November 22, 2024
Entergy Scoops up Miss. Plant to Meet Zone 10 Demand
Entergy Mississippi gained FERC approval to purchase the 810-MW Choctaw Generating Station for $314 million from NRG Wholesale Generation.

By Amanda Durish Cook

An Entergy subsidiary will purchase a financially struggling natural gas plant to satiate a need for additional capacity in MISO’s Mississippi territory.

Entergy Mississippi gained FERC approval on Thursday to purchase the 810-MW Choctaw Generating Station near French Camp, Miss., for $314 million from NRG Wholesale Generation (EC19-63).

FERC said the transaction was unlikely to adversely impact rates or competition and would not create a regulatory gap or raise cross-subsidization issues.

The plant, located on the border of the Entergy Mississippi and Tennessee Valley Authority transmission systems, will move from the TVA balancing authority into MISO’s.

Entergy
Choctaw Generating Station | Entergy Mississippi

The plant will also cease to be operated as merchant generation under Entergy’s ownership. Entergy said it will spend $401.4 million to purchase and upgrade the plant. The company said the amount was “significantly less than the cost to build a comparable facility and eliminates construction time and risks associated with building a new plant, providing more immediate benefits and savings for customers.”

Choctaw was developed as a merchant generating facility, but Entergy and NRG said the plant has been in financial straits since being placed in-service in 2003. The plant was mothballed for about three years from 2004 to 2007, and one of its three combustion turbines was quieted for seven years from 2010 to 2017.

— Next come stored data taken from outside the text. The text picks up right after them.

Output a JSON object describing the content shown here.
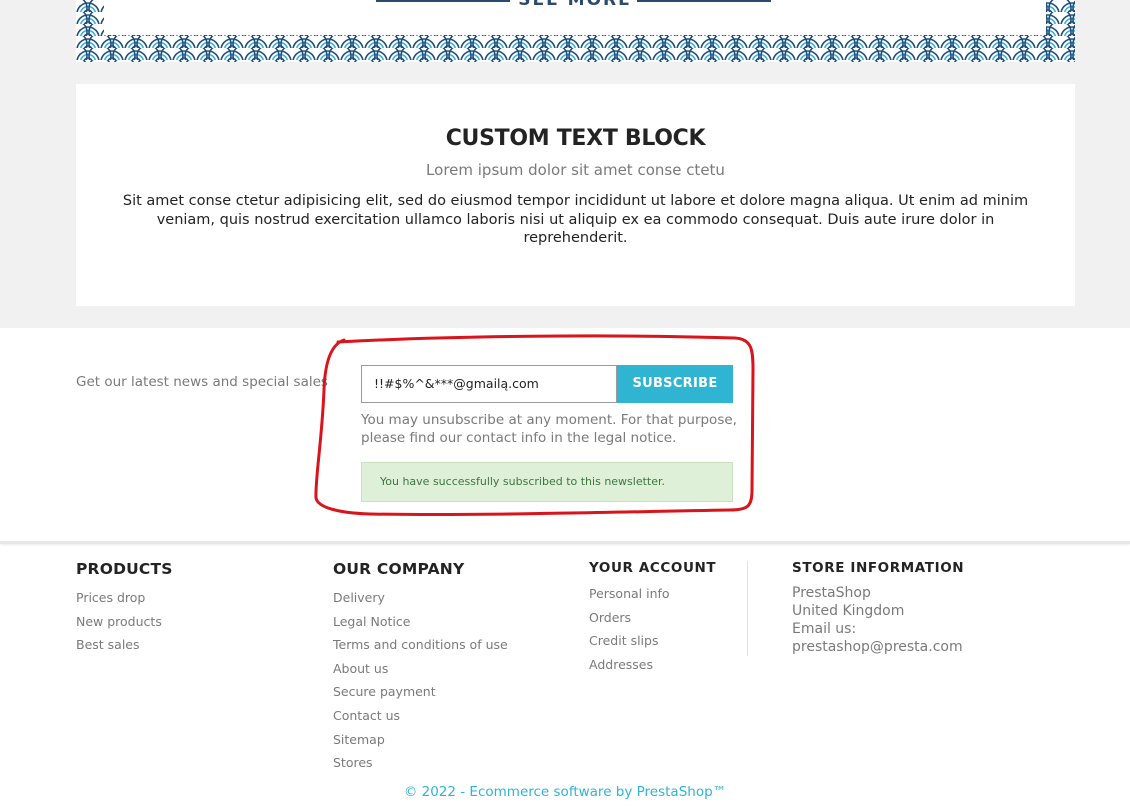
{
  "banner": {
    "button_label": "SEE MORE"
  },
  "custom_text_block": {
    "title": "CUSTOM TEXT BLOCK",
    "subtitle": "Lorem ipsum dolor sit amet conse ctetu",
    "body": "Sit amet conse ctetur adipisicing elit, sed do eiusmod tempor incididunt ut labore et dolore magna aliqua. Ut enim ad minim veniam, quis nostrud exercitation ullamco laboris nisi ut aliquip ex ea commodo consequat. Duis aute irure dolor in reprehenderit."
  },
  "newsletter": {
    "label": "Get our latest news and special sales",
    "email_value": "!!#$%^&***@gmailą.com",
    "subscribe_label": "SUBSCRIBE",
    "note": "You may unsubscribe at any moment. For that purpose, please find our contact info in the legal notice.",
    "success_message": "You have successfully subscribed to this newsletter.",
    "annotation_color": "#d9141b"
  },
  "footer": {
    "products": {
      "title": "PRODUCTS",
      "links": [
        "Prices drop",
        "New products",
        "Best sales"
      ]
    },
    "our_company": {
      "title": "OUR COMPANY",
      "links": [
        "Delivery",
        "Legal Notice",
        "Terms and conditions of use",
        "About us",
        "Secure payment",
        "Contact us",
        "Sitemap",
        "Stores"
      ]
    },
    "your_account": {
      "title": "YOUR ACCOUNT",
      "links": [
        "Personal info",
        "Orders",
        "Credit slips",
        "Addresses"
      ]
    },
    "store_information": {
      "title": "STORE INFORMATION",
      "lines": [
        "PrestaShop",
        "United Kingdom",
        "Email us:",
        "prestashop@presta.com"
      ]
    },
    "copyright": "© 2022 - Ecommerce software by PrestaShop™"
  },
  "colors": {
    "accent": "#2fb5d2",
    "wave_dark": "#1d4e7a",
    "wave_light": "#3ab0dc",
    "success_bg": "#dff0d8",
    "success_text": "#3c763d"
  }
}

“Choctaw has been and continues to be uneconomic as a merchant facility, and will continue to be uneconomic as a merchant facility for the foreseeable future,” FERC wrote.

Entergy said it has long identified a need for new capacity in MISO’s Local Resource Zone 10. The acquisition will eliminate the utility’s need to build a new combined cycle gas turbine facility to replace retiring generation to meet MISO planning reserve requirements. The subsidiary has been planning since 2016 to build a new plant by 2027, but it bumped up the construction target to 2023 last year. The utility reported that it has recently retired about 700 MW in older generation.

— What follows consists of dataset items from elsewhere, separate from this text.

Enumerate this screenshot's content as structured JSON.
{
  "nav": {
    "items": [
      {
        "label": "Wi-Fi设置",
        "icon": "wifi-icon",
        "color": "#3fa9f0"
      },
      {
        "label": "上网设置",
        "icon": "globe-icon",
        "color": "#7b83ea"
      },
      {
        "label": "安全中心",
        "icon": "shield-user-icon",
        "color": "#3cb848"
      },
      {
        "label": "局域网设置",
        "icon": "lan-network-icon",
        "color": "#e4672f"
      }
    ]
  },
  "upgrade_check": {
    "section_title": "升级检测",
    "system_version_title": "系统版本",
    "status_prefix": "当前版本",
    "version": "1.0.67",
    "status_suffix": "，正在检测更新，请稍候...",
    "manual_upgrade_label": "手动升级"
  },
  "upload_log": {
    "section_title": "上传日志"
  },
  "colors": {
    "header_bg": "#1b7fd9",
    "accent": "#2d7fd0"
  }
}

Simplifying matters is the fact that Choctaw is already interconnected with both TVA’s French Camp Substation and Entergy’s Wolf Creek substation in MISO.

The commission also said that if Entergy wants to recover the cost of the transaction in its rates, it must make a separate filing.

Entergy expects the transaction to close by the end of 2019.

The case also revived questions as to whether FERC should examine the entire MISO footprint or simply the MISO South region as the relevant geographic market in acquisitions. While FERC considered the entire MISO footprint for the Choctaw impact analysis, FERC examined just MISO South as the relevant market when approving Cleco’s $1 billion acquisition of eight NRG Energy generation assets there last year. (See FERC Clears Cleco to Buy NRG Generation in South.) Entergy asked about the discrepancy in an additional filing to the Cleco transaction, which FERC also clarified Thursday (EC18-63).

Since the Cleco transaction, MISO South is no longer a submarket onto itself, FERC said, and cited “new evidence based on changing circumstances.”

MISO’s North-South transmission transfer limit is binding less frequently than it used to, the commission explained, adding that in 2018, the constraint only bound in 2% of day-ahead hours and 1.5% of real-time hours. FERC also said the trend of fewer binding hours will continue as new generation is brought online in MISO South.

The “commission will continue this practice of evaluating the definition of a relevant geographic market on a case-by-case basis,” FERC said.